Atwood’s narrative is written in what seems as no order at all, yet as you get deeper into the book, you realize that it is chronologically arranged, with countless flashbacks thrown into it. It feels as if you’re reading a steady stream of thoughts straight out of a person’s mind. This technique makes Offred seem so much more realistic. She becomes a real person, a living, breathing, thinking, human being, not just a character out of some story.
The syntax of this novel is nicely varied. For the most part, the sentences are long and flowing, weaving a loom of conscious thought. Then, just as the speaker is becoming stressed, there is a series of short, clipped sentences and phrases, often with a cuss word thrown in for effect. This use of shorter sentences created tension in the flow of the story. It reinforces the feelings of Offred and created the same feelings within the reader.
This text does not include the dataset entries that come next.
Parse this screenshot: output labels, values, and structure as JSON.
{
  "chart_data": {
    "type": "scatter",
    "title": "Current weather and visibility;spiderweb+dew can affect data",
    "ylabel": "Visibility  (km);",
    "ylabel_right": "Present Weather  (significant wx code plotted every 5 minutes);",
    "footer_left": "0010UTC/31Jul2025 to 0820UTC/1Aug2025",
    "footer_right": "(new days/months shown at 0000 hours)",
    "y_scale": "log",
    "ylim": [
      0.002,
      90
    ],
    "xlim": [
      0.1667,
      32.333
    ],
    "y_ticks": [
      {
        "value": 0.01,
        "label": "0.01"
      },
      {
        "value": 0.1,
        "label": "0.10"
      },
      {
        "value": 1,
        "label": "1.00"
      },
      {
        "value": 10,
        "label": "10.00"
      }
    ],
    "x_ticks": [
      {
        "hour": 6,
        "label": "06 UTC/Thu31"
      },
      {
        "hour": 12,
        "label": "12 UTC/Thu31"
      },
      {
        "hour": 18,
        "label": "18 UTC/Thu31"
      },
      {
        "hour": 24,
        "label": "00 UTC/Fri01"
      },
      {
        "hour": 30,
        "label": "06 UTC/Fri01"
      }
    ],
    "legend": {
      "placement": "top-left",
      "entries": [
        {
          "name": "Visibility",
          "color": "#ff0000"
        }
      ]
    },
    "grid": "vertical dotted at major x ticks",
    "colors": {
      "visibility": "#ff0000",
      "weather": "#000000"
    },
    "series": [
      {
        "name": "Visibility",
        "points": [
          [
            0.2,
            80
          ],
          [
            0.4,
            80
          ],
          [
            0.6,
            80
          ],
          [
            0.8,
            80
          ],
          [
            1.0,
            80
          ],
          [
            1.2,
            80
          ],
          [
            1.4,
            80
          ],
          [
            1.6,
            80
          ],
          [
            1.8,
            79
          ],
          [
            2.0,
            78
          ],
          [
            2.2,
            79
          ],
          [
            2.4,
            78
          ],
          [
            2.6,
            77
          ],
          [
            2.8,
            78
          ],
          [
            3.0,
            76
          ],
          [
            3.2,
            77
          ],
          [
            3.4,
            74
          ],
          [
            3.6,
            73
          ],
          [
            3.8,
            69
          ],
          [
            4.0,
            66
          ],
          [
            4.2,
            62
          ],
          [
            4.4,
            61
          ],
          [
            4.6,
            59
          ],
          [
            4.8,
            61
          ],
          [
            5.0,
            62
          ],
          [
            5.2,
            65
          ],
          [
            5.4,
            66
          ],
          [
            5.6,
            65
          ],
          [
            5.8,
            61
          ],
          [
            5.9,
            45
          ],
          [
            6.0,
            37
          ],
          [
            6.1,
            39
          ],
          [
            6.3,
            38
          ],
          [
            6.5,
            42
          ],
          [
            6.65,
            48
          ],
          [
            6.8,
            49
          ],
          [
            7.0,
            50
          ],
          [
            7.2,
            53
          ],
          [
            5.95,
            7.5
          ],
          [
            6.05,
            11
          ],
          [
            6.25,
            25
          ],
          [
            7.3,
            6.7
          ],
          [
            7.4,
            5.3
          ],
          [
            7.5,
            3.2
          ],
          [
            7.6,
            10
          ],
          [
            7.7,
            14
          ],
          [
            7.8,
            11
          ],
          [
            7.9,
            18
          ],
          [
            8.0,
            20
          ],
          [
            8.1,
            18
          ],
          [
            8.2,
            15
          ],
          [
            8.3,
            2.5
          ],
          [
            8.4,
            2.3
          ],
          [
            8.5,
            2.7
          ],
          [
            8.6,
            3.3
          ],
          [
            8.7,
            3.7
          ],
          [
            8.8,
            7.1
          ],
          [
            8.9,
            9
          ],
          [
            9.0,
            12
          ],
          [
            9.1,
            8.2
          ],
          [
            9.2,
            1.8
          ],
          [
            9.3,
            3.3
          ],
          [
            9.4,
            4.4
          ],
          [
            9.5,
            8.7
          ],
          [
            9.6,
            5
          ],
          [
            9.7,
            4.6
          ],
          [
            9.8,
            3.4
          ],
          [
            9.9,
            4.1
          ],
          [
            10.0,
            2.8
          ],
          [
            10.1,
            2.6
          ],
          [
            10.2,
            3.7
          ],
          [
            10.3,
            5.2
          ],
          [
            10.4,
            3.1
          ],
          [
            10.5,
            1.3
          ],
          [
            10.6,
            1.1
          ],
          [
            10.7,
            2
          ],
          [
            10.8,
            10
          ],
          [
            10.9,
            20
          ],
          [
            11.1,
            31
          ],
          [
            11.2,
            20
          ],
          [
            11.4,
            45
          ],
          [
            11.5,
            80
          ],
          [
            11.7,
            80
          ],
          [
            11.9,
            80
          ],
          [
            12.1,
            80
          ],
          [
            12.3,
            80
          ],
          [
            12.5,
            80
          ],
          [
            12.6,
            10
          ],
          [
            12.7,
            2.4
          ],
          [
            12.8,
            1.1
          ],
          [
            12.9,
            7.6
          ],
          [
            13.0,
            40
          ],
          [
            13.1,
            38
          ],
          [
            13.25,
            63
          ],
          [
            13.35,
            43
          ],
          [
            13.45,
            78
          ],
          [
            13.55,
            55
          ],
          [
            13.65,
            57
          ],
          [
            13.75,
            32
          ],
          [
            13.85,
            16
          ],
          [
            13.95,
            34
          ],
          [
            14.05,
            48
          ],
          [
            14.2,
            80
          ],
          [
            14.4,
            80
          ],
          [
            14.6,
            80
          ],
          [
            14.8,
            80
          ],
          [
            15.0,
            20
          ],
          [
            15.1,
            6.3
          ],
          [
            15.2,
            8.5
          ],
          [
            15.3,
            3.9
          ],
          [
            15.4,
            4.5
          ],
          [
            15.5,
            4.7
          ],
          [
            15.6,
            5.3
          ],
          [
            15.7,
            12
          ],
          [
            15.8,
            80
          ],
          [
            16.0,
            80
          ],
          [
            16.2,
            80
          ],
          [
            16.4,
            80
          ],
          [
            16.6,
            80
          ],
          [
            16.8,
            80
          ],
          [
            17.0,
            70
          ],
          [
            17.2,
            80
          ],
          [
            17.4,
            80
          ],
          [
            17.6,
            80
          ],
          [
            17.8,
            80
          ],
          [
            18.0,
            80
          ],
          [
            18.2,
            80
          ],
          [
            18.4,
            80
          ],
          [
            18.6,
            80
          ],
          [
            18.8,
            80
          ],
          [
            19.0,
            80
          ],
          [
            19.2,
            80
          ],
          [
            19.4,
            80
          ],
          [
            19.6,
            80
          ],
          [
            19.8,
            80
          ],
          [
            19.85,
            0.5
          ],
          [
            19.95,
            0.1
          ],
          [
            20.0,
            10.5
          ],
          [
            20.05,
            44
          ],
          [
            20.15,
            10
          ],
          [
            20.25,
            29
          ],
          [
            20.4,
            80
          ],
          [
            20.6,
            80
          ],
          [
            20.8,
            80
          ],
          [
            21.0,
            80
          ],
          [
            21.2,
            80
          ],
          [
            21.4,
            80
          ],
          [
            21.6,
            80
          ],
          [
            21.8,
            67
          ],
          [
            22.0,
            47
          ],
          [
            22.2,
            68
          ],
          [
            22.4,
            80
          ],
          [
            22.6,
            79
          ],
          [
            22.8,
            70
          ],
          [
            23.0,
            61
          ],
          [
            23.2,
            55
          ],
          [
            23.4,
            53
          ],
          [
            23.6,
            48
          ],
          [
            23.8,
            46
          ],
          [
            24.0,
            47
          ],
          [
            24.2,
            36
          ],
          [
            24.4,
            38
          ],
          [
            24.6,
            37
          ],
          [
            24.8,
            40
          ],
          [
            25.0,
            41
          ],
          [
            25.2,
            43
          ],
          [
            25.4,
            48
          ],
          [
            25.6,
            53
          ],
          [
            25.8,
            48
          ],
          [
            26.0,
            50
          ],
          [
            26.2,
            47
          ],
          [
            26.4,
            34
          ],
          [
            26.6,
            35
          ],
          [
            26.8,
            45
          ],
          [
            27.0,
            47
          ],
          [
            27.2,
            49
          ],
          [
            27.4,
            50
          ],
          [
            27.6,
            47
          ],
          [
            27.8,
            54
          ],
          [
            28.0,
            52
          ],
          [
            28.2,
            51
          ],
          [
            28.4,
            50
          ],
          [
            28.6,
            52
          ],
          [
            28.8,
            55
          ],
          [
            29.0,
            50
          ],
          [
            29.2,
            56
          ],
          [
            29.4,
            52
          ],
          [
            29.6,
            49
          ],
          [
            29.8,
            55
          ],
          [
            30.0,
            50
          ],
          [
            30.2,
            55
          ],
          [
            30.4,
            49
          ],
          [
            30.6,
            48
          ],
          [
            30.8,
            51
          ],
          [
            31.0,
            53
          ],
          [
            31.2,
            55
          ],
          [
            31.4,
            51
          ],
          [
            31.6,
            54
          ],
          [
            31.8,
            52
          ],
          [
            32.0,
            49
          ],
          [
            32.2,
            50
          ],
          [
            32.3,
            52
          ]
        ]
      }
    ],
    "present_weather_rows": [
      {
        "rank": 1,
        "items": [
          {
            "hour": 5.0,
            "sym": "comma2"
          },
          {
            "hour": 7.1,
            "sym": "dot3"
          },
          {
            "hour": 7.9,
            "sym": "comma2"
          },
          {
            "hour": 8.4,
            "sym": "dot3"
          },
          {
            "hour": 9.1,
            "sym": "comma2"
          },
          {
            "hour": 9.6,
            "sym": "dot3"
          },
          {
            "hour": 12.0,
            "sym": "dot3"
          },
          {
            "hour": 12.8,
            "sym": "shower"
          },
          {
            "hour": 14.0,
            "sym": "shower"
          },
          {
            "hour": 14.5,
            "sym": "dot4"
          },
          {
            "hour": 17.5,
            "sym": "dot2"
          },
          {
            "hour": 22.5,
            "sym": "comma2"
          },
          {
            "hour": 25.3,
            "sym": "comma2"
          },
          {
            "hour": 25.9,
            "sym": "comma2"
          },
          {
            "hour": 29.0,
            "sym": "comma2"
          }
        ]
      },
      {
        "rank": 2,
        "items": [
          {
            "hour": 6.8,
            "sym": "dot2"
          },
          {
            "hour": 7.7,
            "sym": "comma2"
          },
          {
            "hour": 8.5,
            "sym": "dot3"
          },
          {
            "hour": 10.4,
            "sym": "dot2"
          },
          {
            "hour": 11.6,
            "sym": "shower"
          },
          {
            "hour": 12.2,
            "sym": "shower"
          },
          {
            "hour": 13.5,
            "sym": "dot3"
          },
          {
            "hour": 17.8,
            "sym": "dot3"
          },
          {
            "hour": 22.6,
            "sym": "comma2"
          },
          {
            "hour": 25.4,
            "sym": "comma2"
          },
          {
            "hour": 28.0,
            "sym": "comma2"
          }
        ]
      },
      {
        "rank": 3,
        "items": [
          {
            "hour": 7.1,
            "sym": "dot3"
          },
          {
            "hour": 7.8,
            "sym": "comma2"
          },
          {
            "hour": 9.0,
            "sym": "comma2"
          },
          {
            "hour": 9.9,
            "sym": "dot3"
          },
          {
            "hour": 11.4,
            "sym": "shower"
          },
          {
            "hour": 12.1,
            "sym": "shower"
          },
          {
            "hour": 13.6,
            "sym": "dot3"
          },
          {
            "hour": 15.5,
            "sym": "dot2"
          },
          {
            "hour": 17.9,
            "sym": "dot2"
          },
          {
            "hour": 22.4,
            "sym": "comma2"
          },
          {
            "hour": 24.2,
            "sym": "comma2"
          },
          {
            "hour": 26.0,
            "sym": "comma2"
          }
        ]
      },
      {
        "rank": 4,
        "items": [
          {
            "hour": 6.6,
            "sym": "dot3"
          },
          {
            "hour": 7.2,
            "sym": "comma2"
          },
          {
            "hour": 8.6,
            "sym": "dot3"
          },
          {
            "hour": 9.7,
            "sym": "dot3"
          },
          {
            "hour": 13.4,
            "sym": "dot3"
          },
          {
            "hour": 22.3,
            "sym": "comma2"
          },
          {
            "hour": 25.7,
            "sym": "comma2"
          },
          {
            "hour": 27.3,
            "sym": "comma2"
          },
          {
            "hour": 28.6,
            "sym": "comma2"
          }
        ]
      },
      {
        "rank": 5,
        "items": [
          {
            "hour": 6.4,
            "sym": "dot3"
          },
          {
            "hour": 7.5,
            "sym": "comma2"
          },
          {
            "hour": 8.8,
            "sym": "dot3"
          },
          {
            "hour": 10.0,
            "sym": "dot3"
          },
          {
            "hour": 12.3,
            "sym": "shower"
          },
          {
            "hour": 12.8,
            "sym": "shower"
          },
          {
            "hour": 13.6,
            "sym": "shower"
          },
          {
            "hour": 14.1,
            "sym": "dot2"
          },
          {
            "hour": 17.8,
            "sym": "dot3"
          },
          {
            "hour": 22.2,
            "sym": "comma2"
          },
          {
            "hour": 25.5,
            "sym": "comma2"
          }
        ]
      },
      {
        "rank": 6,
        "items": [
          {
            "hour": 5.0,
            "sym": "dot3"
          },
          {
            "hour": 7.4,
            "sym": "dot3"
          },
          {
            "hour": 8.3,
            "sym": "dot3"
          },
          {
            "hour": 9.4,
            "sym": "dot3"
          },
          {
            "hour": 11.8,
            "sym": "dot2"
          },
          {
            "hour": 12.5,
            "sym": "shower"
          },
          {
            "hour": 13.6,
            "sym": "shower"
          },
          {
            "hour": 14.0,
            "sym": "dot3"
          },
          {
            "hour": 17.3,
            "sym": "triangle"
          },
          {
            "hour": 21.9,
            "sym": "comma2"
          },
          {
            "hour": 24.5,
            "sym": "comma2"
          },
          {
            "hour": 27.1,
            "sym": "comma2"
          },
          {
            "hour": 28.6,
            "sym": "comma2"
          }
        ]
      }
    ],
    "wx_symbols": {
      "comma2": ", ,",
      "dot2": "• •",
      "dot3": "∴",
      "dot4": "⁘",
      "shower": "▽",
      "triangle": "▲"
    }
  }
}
The best aspect of Atwood’s narrative is her use of description and imagery. Every detail is delivered in a crisp, clean depiction that includes everything from color and size, to the materials it is made of and the significance behind it. Her use of imagery creates a world so sensuous as to be physically impossible. Everything is delivered; the texture, the taste, the scent. The reader is released into a world solely made up of touch, feel, taste, smell, and sound.
Atwood has created a world beyond imagination with her organization, syntax, and description and imagery. Her proficiency with these devices creates a book that is almost a living, breathing being, a being that everyone should meet.